Understanding the Link between Education and Traffic Safety
Such a stark difference is surprising and deserves to be better understood. Therefore, in this paper, we utilize data from the U.S. Census, the Current Population Survey, the U.S. Vital Statistics, and the Fatality Analysis Reporting System (a census of all fatal traffic accidents in the U.S.) to document this socioeconomic gradient in detail and explain its origins.
We begin with panel regressions that relate decades of annual state traffic fatalities to a variety of socioeconomic and demographic variables. These confirm the presence of a socioeconomic gradient, and show that it stems from both education and income, with the former being predominant. The primary educational margin is that of college graduation, rather than that of high school graduation. A one point increase in the percentage of the state’s adult population that has graduated from college corresponds to a 0.3% decrease in the rate of traffic accidents, all else equal. This effect is plausible and, given the sizable number of traffic accidents and the substantial costs they generate, large in absolute magnitude.

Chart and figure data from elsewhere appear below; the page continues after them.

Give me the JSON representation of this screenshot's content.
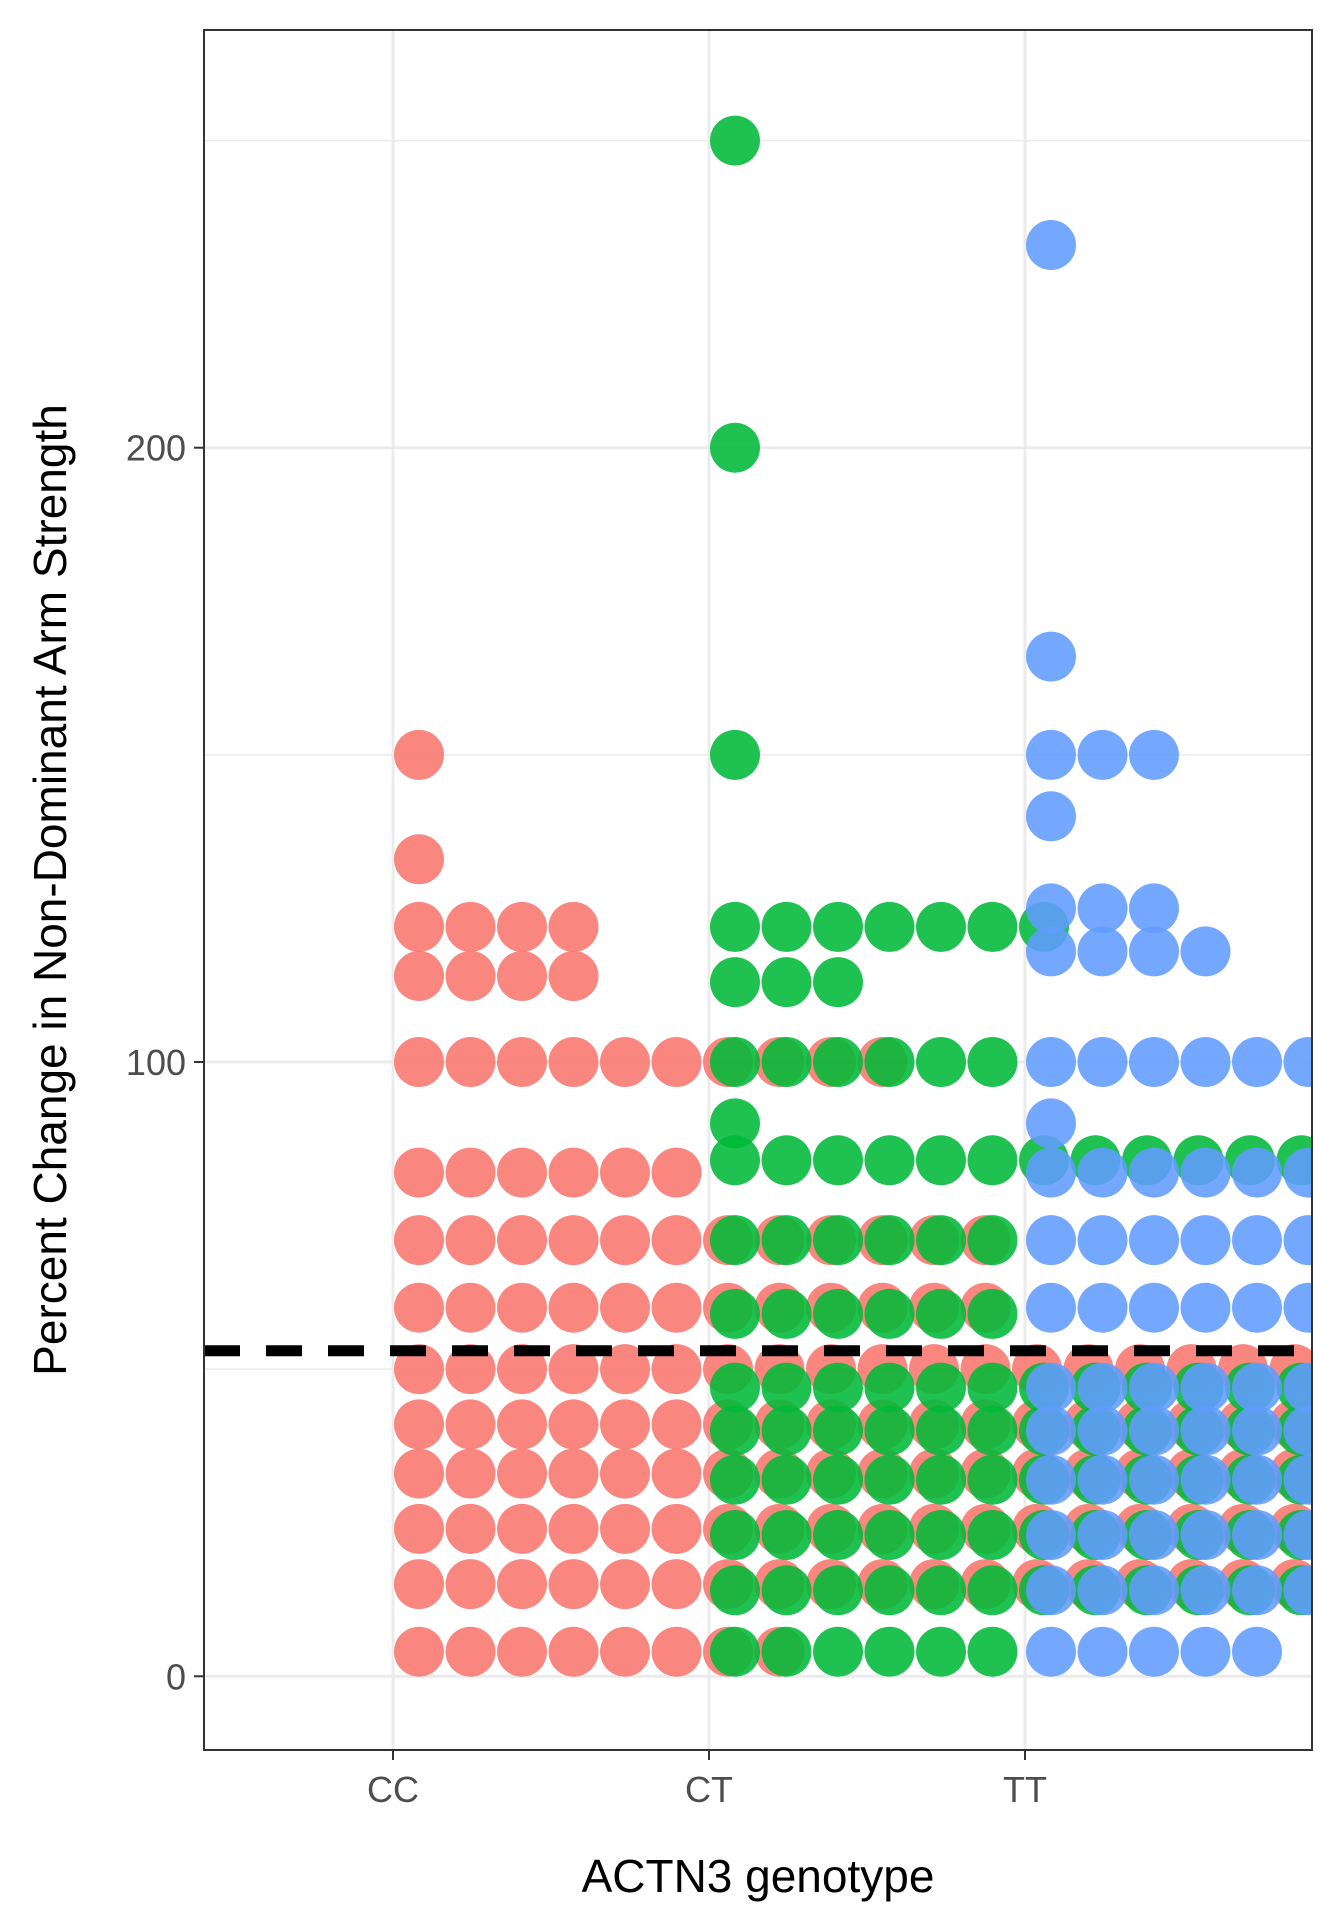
{
  "chart_data": {
    "type": "scatter",
    "subtype": "dotplot",
    "xlabel": "ACTN3 genotype",
    "ylabel": "Percent Change in Non-Dominant Arm Strength",
    "categories": [
      "CC",
      "CT",
      "TT"
    ],
    "yticks": [
      0,
      100,
      200
    ],
    "ylim": [
      -12,
      268
    ],
    "grid": true,
    "reference_line": {
      "y": 53,
      "style": "dashed",
      "color": "#000000"
    },
    "dot_colors": {
      "CC": "#f8766d",
      "CT": "#00ba38",
      "TT": "#619cff"
    },
    "dot_opacity": 0.88,
    "series": [
      {
        "group": "CC",
        "color": "#f8766d",
        "rows": [
          {
            "y": 150,
            "count": 1
          },
          {
            "y": 133,
            "count": 1
          },
          {
            "y": 122,
            "count": 4
          },
          {
            "y": 114,
            "count": 4
          },
          {
            "y": 100,
            "count": 10
          },
          {
            "y": 82,
            "count": 6
          },
          {
            "y": 71,
            "count": 12
          },
          {
            "y": 60,
            "count": 12
          },
          {
            "y": 50,
            "count": 18
          },
          {
            "y": 41,
            "count": 18
          },
          {
            "y": 33,
            "count": 18
          },
          {
            "y": 24,
            "count": 18
          },
          {
            "y": 15,
            "count": 18
          },
          {
            "y": 4,
            "count": 8
          }
        ]
      },
      {
        "group": "CT",
        "color": "#00ba38",
        "rows": [
          {
            "y": 250,
            "count": 1
          },
          {
            "y": 200,
            "count": 1
          },
          {
            "y": 150,
            "count": 1
          },
          {
            "y": 122,
            "count": 7
          },
          {
            "y": 113,
            "count": 3
          },
          {
            "y": 100,
            "count": 6
          },
          {
            "y": 90,
            "count": 1
          },
          {
            "y": 84,
            "count": 12
          },
          {
            "y": 71,
            "count": 6
          },
          {
            "y": 59,
            "count": 6
          },
          {
            "y": 47,
            "count": 12
          },
          {
            "y": 40,
            "count": 12
          },
          {
            "y": 32,
            "count": 12
          },
          {
            "y": 23,
            "count": 12
          },
          {
            "y": 14,
            "count": 12
          },
          {
            "y": 4,
            "count": 6
          }
        ]
      },
      {
        "group": "TT",
        "color": "#619cff",
        "rows": [
          {
            "y": 233,
            "count": 1
          },
          {
            "y": 166,
            "count": 1
          },
          {
            "y": 150,
            "count": 3
          },
          {
            "y": 140,
            "count": 1
          },
          {
            "y": 125,
            "count": 3
          },
          {
            "y": 118,
            "count": 4
          },
          {
            "y": 100,
            "count": 6
          },
          {
            "y": 90,
            "count": 1
          },
          {
            "y": 82,
            "count": 6
          },
          {
            "y": 71,
            "count": 6
          },
          {
            "y": 60,
            "count": 6
          },
          {
            "y": 47,
            "count": 6
          },
          {
            "y": 40,
            "count": 6
          },
          {
            "y": 32,
            "count": 6
          },
          {
            "y": 23,
            "count": 6
          },
          {
            "y": 14,
            "count": 6
          },
          {
            "y": 4,
            "count": 5
          }
        ]
      }
    ]
  }
}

Given this finding, we then document the presence of this educational gradient in the U.S., by age, race, and region, utilizing methods analogous to those of Case and Deaton. Across the fifty states and D.C., there is a surprisingly close, essentially linear relationship between education levels and traffic fatality rates.

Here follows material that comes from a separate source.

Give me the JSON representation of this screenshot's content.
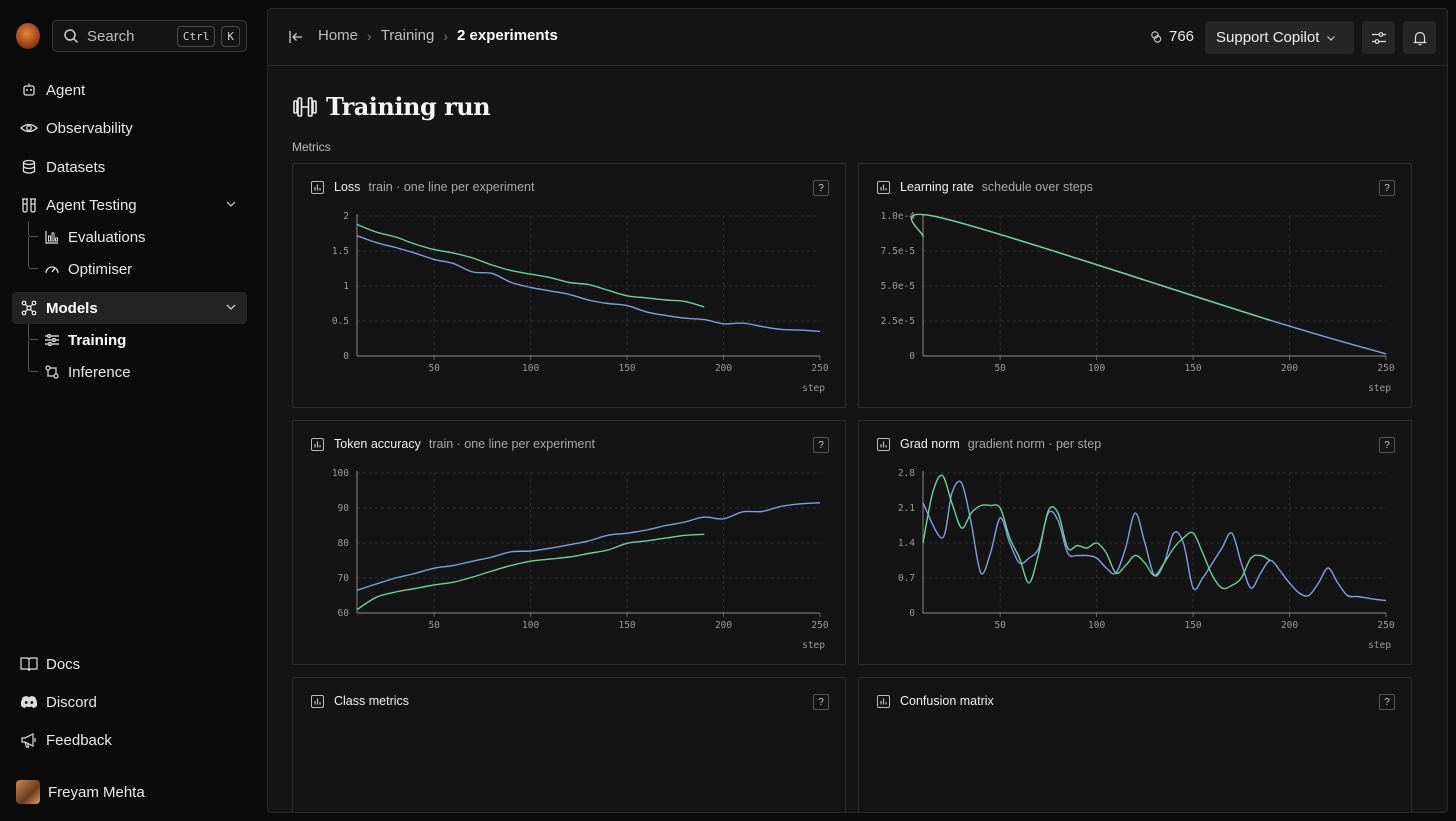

Finally, we investigate the mechanism behind our panel regression estimates. College graduation and traffic safety could be related in three ways: causally, because education improves driving safety; circumstantially, because safer drivers are more inclined to attend college; or via selection, because the demand for skill draws a disproportionate number of educated, safe drivers to the state. To distinguish between these possibilities, we examine the relation between education and traffic safety among two cohorts that encountered strong, exogenous incentives to attend college: those individuals coming of age during the Vietnam War (who received a draft exemption, see also Buckles et al., 2015), and those coming of age during World War II (who received financial aid via the G.I. Bill). Comparing the estimated effect in these cohorts with that in other cohorts sheds light on the degree to which this relation is causal.
Overall, the results broaden our understanding of traffic safety, of the effects of obtaining higher education, and of the socioeconomic gradient in health.